Up until 2012 I was just a normal student, indifferent to the political affairs and not really concerned about the wrongdoings in the society. However, a large crowd did not share my apathy, and there were huge anti-corruption protests going on in India at the time. But up until this time, I really didn’t care.
In November 2012 something really historic happened. A faction of people who were participating in these protests against the government decided to form a political party of their own called the Aam Aadmi Party, literally, Common Man’s Party, which consisted of common people, doctors, engineers, teachers and most important of them, prominent and not-so-prominent grassroots activists. The idea behind the formation of this new political party was to enter the system and fight corruption from within. It sounded appealing and I decided to vote for them if they contested the Delhi state elections (it was and still is an extremely small political party to contest and win the entire nation).
But in 2013 my life took a major turn. Somehow I got interested in joining this new political group and working for them. Since it was and is a crowd-funded political entity and does not take donations from billionaires in the country, they did not pay me anything and demanded complete passion and dedication from me. I was ready. I quit my job and went on a journey of financial insecurities and sleepless nights.
In 2014 there were elections in our country, and our party suffered a huge loss. India was won by a right-winged, conservative party called the BJP and Narendra Modi became our Prime Minister (I did not vote for him. I would never vote for him. He is a corporate slave). But we kept on campaigning. It was just the beginning.
In 2015 there were elections in Delhi, and we won by an absolute majority.
By then I had completely absorbed myself in politics, and was following every bit of national and international politics, world revolutions and grassroots movements with a new fervour. Towards the mid of 2015, three events of international significance happened.
- Justin Trudeau became the Prime Minister of Canada
- Jeremy Corbyn rose to become the leader of the Labour Party in the UK
- Bernie Sanders was gaining popularity in the USA
These three events are connected by a common thread of leftism and an ideology that puts people before establishment. Coming from a third world country that is now being ruled by a right-winged government, I, needless to say, was happy that the world is changing for good and for the better. All three of these leaders are anti-war, pro-people and pro-minorities.

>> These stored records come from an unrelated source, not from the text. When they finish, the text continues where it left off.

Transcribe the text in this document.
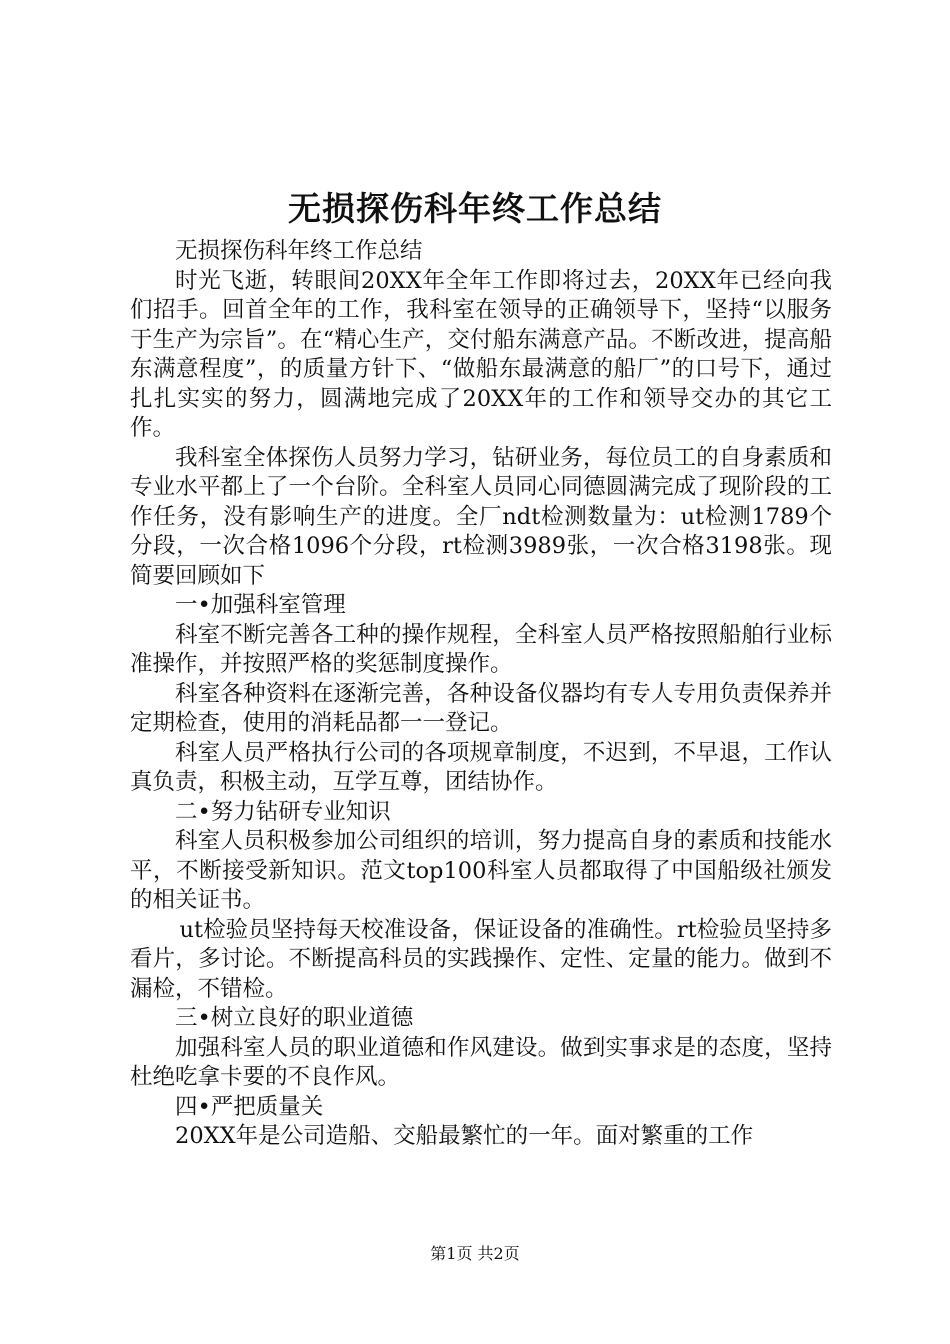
无损探伤科年终工作总结

无损探伤科年终工作总结

时光飞逝，转眼间20XX年全年工作即将过去，20XX年已经向我们招手。回首全年的工作，我科室在领导的正确领导下，坚持“以服务于生产为宗旨”。在“精心生产，交付船东满意产品。不断改进，提高船东满意程度”，的质量方针下、“做船东最满意的船厂”的口号下，通过扎扎实实的努力，圆满地完成了20XX年的工作和领导交办的其它工作。

我科室全体探伤人员努力学习，钻研业务，每位员工的自身素质和专业水平都上了一个台阶。全科室人员同心同德圆满完成了现阶段的工作任务，没有影响生产的进度。全厂ndt检测数量为：ut检测1789个分段，一次合格1096个分段，rt检测3989张，一次合格3198张。现简要回顾如下

一•加强科室管理

科室不断完善各工种的操作规程，全科室人员严格按照船舶行业标准操作，并按照严格的奖惩制度操作。

科室各种资料在逐渐完善，各种设备仪器均有专人专用负责保养并定期检查，使用的消耗品都一一登记。

科室人员严格执行公司的各项规章制度，不迟到，不早退，工作认真负责，积极主动，互学互尊，团结协作。

二•努力钻研专业知识

科室人员积极参加公司组织的培训，努力提高自身的素质和技能水平，不断接受新知识。范文top100科室人员都取得了中国船级社颁发的相关证书。

ut检验员坚持每天校准设备，保证设备的准确性。rt检验员坚持多看片，多讨论。不断提高科员的实践操作、定性、定量的能力。做到不漏检，不错检。

三•树立良好的职业道德

加强科室人员的职业道德和作风建设。做到实事求是的态度，坚持杜绝吃拿卡要的不良作风。

四•严把质量关

20XX年是公司造船、交船最繁忙的一年。面对繁重的工作

第1页 共2页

I saw a grassroots movement by the people, of the people and for the people forming in the USA and as I read about Bernie Sanders, I learned that he voted against the Iraq war and listed the reasons why. This was a refreshing change from the earlier Presidents who were bloodthirsty to say the least. Now, even Tony Blair admits that Iraq war led to the rise of ISIS, which has now ravaged Syria, while we are debating whether to allow refugees in our country or not. I read about Bernie’s stance against NAFTA that has done nothing but exploit cheap labor in other countries, and his stance against TPP, which is even more dangerous than NAFTA. I read a lot. And most importantly, I read about how his and Corbyn’s rise has given and will continue to give a much-needed boost to the Left in India.
This was reason enough for me to pack my bags and come over to the States and help fuel the Bern. I talked to the South Carolina organisers and found out that they needed volunteers. So I poured in most of my savings into this trip, and here I am, in the United States, to volunteer for Bernie Sanders! And it is not for the USA or for India, but for the entire world. The world needs Sanders and the American population should keep this mind before they set out to vote.